Life in early colonial America was harsh and brutal, and no one experienced that more than Colonial Jamestown in 1609 during “The Starving Time.” Early accounts mentioned cannibalism during this time but were disputed. Now, researchers found new evidence of a 14-year old skull that was killed and cannibalized.
Most people participate in mild forms of cannibalism.
To some degree, most humans participate in mild forms of “autocannibalism” or the process of eating one’s own body. This can include eating scabs, dried skin, or fingernails and is generally benign behavior.
Some people have taken Autocannibalism way too far.
Autocannibalism can also become a twisted practice leading to severe self-bodily harm. In on particular case, a man who developed a fingernail-biting habit started to bite off his own fingers. It resulted in him losing the tips of all his fingers. The doctors associated it with severe diabetic neuropathy and social isolation.
Autocannibalism can be genetically inherited.
Making matters worse, autocannibalism can be genetically inherited. It’s called “Lesch-Nyhan syndrome” and happens due to a single faulty gene on the X chromosome. People with the syndrome have been known to chew off their tongues and other parts of their body. Doctors aren’t certain why patients do this, but some of theorized it could be a loss of motor control. If a patient thinks about biting themselves, they’ll do it even if they don’t want to.
17th Century Europeans thought blood of the deceased would cure them.
Believing it would treat epilepsy, 17th century Europeans would frequently line up at executions with cups in hand to collect the blood of the deceased. The more violent the death, the more value they thought the blood had.
Joseph Stalin's man-made famine caused Ukrainians to resort to cannibalism.

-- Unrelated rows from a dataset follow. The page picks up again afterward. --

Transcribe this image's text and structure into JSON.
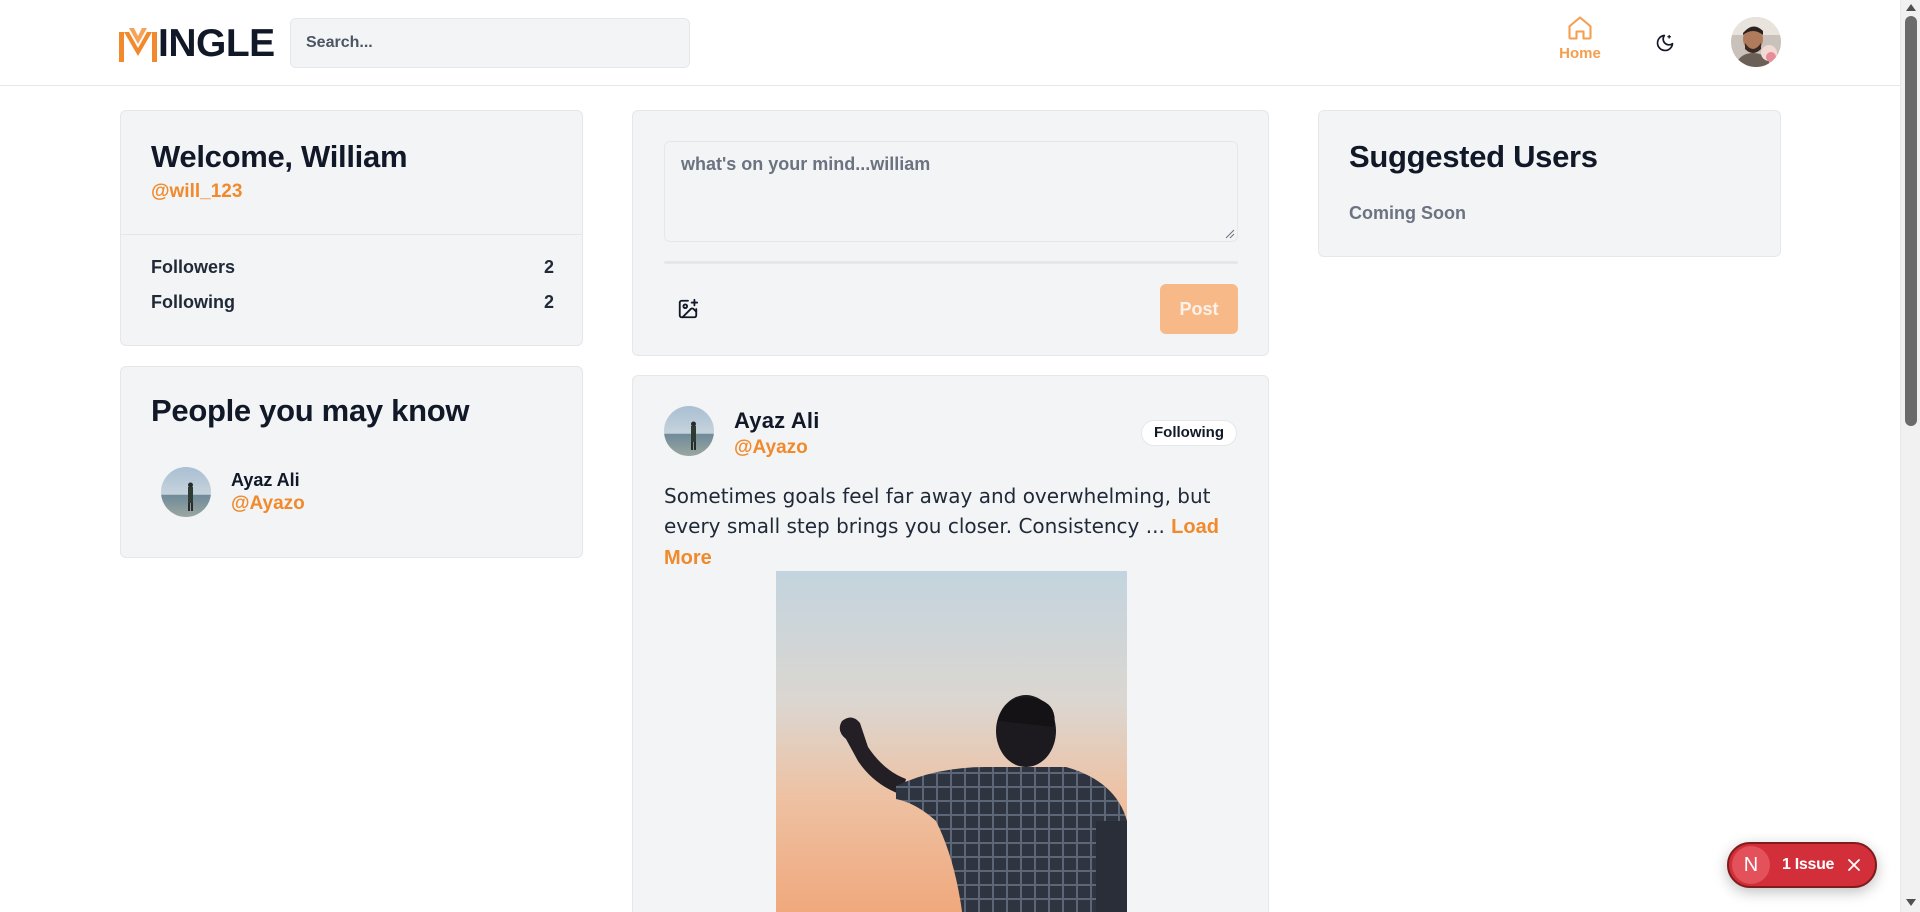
{
  "app": {
    "logo_text": "INGLE",
    "logo_letter": "M",
    "brand_color": "#f08a2c"
  },
  "header": {
    "search_placeholder": "Search...",
    "nav_home_label": "Home",
    "icons": {
      "home": "home-icon",
      "theme": "moon-icon",
      "avatar": "user-avatar"
    }
  },
  "welcome": {
    "title": "Welcome, William",
    "handle": "@will_123",
    "stats": [
      {
        "label": "Followers",
        "value": "2"
      },
      {
        "label": "Following",
        "value": "2"
      }
    ]
  },
  "people": {
    "title": "People you may know",
    "items": [
      {
        "name": "Ayaz Ali",
        "handle": "@Ayazo"
      }
    ]
  },
  "composer": {
    "placeholder": "what's on your mind...william",
    "post_label": "Post",
    "image_icon": "image-plus-icon"
  },
  "post": {
    "author_name": "Ayaz Ali",
    "author_handle": "@Ayazo",
    "follow_status": "Following",
    "text": "Sometimes goals feel far away and overwhelming, but every small step brings you closer. Consistency ...",
    "load_more": "Load More"
  },
  "suggested": {
    "title": "Suggested Users",
    "subtitle": "Coming Soon"
  },
  "dev_overlay": {
    "logo_letter": "N",
    "issue_label": "1 Issue"
  }
}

When Joseph Stalin seized land and reorganized the agriculture in Russia, Ukrainians suffered most because they refused to give it up. In turn, Stalin starved them into submission, creating a man-made famine. Millions died and many resorted to cannibalism to survive.
A growing popular trend of cannibalism is Placentophagy.
Due to various celebrities promoting the practice, placentophagy, or the practice of a mother eating their own placenta, has become more popular in modern times. While advocates claim it has various health benefits, doctors have come out claiming there’s no merit to the claims. They’ve even taken it a step further, saying it can be dangerous for the mother and her child if the placenta is infected or contaminated. The infection can pass through the breast milk and infect their child.
People with mental disorders like schizophrenia have been known to be cannibals.
Mental disorders such as schizophrenia or psychopathy which reduce a person’s sense of empathy and morality have also been linked to cannibalism. In one specific case, a paranoid schizophrenic nicknamed “The People Eater” went into great detail of how he kills and prepares his victims before eating them. Rather than be repulsed, he readily accepted his identity and embraced it.
Cannibal Armin Meiwes put out an ad for someone to become his next meal.
Armin Meiwes was a 42-year-old computer engineer from Germany and also a cannibal. He led a double life on the internet where he found chatrooms about cannibalism with people claiming to want to be eaten. He met many of them in hotel rooms, but no one actually went through with it. However, Meiwes’s victim and lover Bernd Brandes replied to one of his ads and Meiwes eventually killed and ate him. He was found guilty of murder and sentenced to life in prison.